The ability of salts to stabilize proteins in vivo or intracellularly correlates with the Hofmeister series of ions.

Numerous studies have been conducted on the ability of salts to stabilize proteins in vitro using purified proteins demonstrating the fact that the ability of salts to stabilize proteins correlates with the Hofmeister series of ions. Using the well characterized bacterial aqueous cytosolic ß-galactosidase and catechol 2,3-dioxygenase enzymes, we demonstrated that salts can stabilize proteins in vivo or intracellularly as well and that the ability of salts to stabilize these two proteins intracellularly also correlates with the Hofmeister series of ions. Na2SO4 and Na2HPO4 were very effective at stabilizing both proteins, followed by NaCl, NH4Cl and (NH4)2HPO4, while NH4CH3CO2, (NH4)2SO4 and NaCH3CO2 did not stabilize either of the proteins. We also investigated the ability of salts to rescue a collection of well characterized nonfunctional ß-galactosidase and catechol 2,3-dioxygenase missense mutants that our laboratory has created. 73.33% of the ß-galactosidase missense mutants could be rescued by salt, while only 33.33% of the catechol 2,3 dioxygenase missense mutants could be rescued by salt. This observation was explained by the differences in densities for the two proteins. Catechol 2,3 dioxygenase is almost twice as dense or compact as ß-galactosidase and thus it is far easier for salts to penetrate and rescue inactive ß-galactosidase proteins. 68.42% of the missense mutants that were rescuable by salt contained mutations that affected amino acids on the surface of the protein and is consistent with the likelihood that salt is able to rescue missense mutants that affect amino acids located on the surface of the protein much more readily than salt can rescue missense mutants that affect amino acids buried in the protein.
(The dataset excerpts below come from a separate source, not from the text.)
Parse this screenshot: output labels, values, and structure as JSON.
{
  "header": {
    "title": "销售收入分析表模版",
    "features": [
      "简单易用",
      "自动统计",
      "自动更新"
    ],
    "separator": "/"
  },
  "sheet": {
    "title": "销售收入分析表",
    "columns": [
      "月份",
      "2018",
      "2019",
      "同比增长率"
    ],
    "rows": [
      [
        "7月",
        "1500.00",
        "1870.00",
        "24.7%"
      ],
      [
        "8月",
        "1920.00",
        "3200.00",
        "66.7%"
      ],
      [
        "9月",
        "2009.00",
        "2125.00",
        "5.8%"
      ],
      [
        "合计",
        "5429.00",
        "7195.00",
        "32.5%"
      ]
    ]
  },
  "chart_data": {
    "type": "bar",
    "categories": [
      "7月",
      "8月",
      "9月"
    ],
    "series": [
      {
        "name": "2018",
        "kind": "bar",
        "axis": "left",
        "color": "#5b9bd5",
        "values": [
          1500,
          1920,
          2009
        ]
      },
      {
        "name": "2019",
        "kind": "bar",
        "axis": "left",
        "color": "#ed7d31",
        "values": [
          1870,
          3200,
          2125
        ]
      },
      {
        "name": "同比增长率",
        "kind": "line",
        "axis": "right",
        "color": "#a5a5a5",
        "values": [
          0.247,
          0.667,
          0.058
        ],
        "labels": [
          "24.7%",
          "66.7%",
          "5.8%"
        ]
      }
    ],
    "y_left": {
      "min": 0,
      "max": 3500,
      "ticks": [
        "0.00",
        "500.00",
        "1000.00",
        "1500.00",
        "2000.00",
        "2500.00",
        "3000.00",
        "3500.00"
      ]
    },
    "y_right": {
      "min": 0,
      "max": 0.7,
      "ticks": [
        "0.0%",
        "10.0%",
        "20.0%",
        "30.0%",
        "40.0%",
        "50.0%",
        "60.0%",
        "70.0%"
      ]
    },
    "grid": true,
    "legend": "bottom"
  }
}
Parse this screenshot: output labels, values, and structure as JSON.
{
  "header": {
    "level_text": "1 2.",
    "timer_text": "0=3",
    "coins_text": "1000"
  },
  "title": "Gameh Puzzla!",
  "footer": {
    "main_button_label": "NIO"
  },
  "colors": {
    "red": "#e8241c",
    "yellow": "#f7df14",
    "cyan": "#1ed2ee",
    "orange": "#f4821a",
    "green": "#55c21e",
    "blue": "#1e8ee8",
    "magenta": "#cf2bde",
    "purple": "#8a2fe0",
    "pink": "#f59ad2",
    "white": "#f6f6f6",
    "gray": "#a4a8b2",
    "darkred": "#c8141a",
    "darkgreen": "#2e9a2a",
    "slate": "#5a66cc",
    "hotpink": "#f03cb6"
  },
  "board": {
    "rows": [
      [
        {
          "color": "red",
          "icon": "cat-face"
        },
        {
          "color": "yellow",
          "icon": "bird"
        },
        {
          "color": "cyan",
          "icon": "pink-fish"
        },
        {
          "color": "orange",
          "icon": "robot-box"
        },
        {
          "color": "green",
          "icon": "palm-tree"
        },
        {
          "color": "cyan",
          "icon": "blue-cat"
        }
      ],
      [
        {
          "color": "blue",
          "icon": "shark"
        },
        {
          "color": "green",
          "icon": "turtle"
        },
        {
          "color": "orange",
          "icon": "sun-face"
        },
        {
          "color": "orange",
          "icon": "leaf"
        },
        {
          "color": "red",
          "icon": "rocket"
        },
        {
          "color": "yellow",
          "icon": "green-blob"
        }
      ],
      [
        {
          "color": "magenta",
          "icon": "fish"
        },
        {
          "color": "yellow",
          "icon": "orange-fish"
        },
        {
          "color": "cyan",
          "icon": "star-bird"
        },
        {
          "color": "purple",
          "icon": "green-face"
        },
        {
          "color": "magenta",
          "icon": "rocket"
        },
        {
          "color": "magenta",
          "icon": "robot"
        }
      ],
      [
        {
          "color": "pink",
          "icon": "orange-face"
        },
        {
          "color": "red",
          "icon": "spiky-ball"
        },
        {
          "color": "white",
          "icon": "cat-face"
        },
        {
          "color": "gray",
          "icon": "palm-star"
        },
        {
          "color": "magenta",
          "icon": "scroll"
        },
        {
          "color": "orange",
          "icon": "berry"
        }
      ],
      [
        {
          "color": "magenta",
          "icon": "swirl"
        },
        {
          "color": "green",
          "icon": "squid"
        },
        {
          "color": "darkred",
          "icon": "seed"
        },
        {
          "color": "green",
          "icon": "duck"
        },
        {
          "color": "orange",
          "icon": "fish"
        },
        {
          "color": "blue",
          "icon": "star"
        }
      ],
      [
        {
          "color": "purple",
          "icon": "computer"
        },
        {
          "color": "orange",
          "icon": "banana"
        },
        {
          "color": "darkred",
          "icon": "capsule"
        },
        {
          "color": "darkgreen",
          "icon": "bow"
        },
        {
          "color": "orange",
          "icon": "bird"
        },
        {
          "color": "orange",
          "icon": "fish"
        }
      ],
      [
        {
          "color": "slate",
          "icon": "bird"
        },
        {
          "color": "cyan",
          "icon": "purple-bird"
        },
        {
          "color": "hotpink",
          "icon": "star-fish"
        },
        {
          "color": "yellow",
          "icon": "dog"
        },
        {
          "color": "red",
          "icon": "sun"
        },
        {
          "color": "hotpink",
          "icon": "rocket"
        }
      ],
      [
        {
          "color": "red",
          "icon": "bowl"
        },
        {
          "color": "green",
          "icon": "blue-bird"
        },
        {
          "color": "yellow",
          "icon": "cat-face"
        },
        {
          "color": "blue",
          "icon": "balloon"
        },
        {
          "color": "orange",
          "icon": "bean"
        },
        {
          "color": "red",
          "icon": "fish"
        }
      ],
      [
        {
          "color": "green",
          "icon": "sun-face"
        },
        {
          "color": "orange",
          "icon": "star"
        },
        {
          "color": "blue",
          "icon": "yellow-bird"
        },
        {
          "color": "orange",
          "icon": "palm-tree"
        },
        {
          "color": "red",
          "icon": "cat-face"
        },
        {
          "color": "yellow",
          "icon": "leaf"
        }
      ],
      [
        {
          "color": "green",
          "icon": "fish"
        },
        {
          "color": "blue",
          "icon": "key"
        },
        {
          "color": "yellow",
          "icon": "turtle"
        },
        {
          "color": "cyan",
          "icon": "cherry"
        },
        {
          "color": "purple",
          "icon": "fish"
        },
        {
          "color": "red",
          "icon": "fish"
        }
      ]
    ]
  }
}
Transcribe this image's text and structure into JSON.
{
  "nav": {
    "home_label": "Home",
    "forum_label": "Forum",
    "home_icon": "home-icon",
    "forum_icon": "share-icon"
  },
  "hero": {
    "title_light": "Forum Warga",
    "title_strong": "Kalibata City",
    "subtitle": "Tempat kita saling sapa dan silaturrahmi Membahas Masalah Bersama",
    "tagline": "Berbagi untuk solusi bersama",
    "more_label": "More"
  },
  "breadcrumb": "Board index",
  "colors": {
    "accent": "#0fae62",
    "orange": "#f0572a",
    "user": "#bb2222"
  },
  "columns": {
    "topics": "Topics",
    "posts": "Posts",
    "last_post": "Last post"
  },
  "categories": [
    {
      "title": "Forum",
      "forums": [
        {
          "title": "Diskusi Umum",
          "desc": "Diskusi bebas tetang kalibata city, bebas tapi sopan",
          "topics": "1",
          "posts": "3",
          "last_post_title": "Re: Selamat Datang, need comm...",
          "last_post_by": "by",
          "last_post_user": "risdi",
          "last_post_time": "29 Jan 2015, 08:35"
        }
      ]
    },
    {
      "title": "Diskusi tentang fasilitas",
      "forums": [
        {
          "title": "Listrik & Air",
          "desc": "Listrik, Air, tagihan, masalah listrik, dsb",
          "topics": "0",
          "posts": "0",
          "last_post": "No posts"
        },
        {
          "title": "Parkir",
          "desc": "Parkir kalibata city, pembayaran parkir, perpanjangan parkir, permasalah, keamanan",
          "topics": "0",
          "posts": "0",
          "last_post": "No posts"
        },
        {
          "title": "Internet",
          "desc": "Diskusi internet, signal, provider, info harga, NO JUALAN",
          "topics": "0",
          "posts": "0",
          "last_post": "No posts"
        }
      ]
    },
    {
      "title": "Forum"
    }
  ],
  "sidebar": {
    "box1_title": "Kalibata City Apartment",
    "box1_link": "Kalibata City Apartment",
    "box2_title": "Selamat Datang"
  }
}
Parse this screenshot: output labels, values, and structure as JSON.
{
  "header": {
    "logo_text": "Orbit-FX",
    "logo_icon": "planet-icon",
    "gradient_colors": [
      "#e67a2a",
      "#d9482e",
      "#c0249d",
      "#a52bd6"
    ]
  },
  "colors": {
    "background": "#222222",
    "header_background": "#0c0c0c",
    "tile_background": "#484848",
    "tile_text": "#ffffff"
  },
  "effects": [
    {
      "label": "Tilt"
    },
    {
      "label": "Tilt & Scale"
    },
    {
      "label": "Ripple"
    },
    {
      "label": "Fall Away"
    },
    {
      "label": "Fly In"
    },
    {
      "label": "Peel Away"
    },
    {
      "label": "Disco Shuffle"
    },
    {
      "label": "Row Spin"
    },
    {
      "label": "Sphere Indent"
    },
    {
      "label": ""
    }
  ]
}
Nonfunctional Missense Mutants in Two Well Characterized Cytosolic Enzymes Reveal Important Information About Protein Structure and Function.

The isolation and characterization of 42 unique nonfunctional missense mutants in the bacterial cytosolic ß-galactosidase and catechol 2,3-dioxygenase enzymes allowed us to examine some of the basic general trends regarding protein structure and function. A total of 6 out of the 42, or 14.29% of the missense mutants were in α-helices, 17 out of the 42, or 40.48%, of the missense mutants were in ß-sheets and 19 out of the 42, or 45.24% of the missense mutants were in unstructured coil, turn or loop regions. While α-helices and ß-sheets are undeniably important in protein structure, our results clearly indicate that the unstructured regions are just as important. A total of 21 out of the 42, or 50.00% of the missense mutants caused either amino acids located on the surface of the protein to shift from hydrophilic to hydrophobic or buried amino acids to shift from hydrophobic to hydrophilic and resulted in drastic changes in hydropathy that would not be preferable. There was generally good consensus amongst the widely used algorithms, Chou-Fasman, GOR, Qian-Sejnowski, JPred, PSIPRED, Porter and SPIDER, in their ability to predict the presence of the secondary structures that were affected by the missense mutants and most of the algorithms predicted that the majority of the 42 inactive missense mutants would impact the α-helical and ß-sheet secondary structures or the unstructured coil, turn or loop regions that they altered.

The Promiscuous sumA Missense Suppressor from Salmonella enterica Has an Intriguing Mechanism of Action.

While most missense suppressors have very narrow specificities and only suppress the allele against which they were isolated, the sumA missense suppressor from Salmonella enterica serovar Typhimurium is a promiscuous or broad-acting missense suppressor that suppresses numerous missense mutants. The sumA missense suppressor was identified as a glyV tRNA Gly3(GAU/C) missense suppressor that can recognize GAU or GAC aspartic acid codons and insert a glycine amino acid instead of aspartic acid. In addition to rescuing missense mutants caused by glycine to aspartic acid changes as expected, sumA could also rescue a number of other missense mutants as well by changing a neighboring (contacting) aspartic acid to glycine, which compensated for the other amino acid change. Thus the ability of sumA to rescue numerous missense mutants was due in part to the large number of glycine codons in genes that can be mutated to an aspartic acid codon and in part to the general tolerability and/or preference for glycine amino acids in proteins. Because the glyV tRNA Gly3(GAU/C) missense suppressor has also been extensively characterized in Escherichia coli as the mutA mutator, we demonstrated that all gain-of-function mutants isolated in a glyV tRNA Gly3(GAU/C) missense suppressor are transferable to a wild-type background and thus the increased mutation rates, which occur in glyV tRNA Gly3(GAU/C) missense suppressors, are not due to the suppression of these mutants.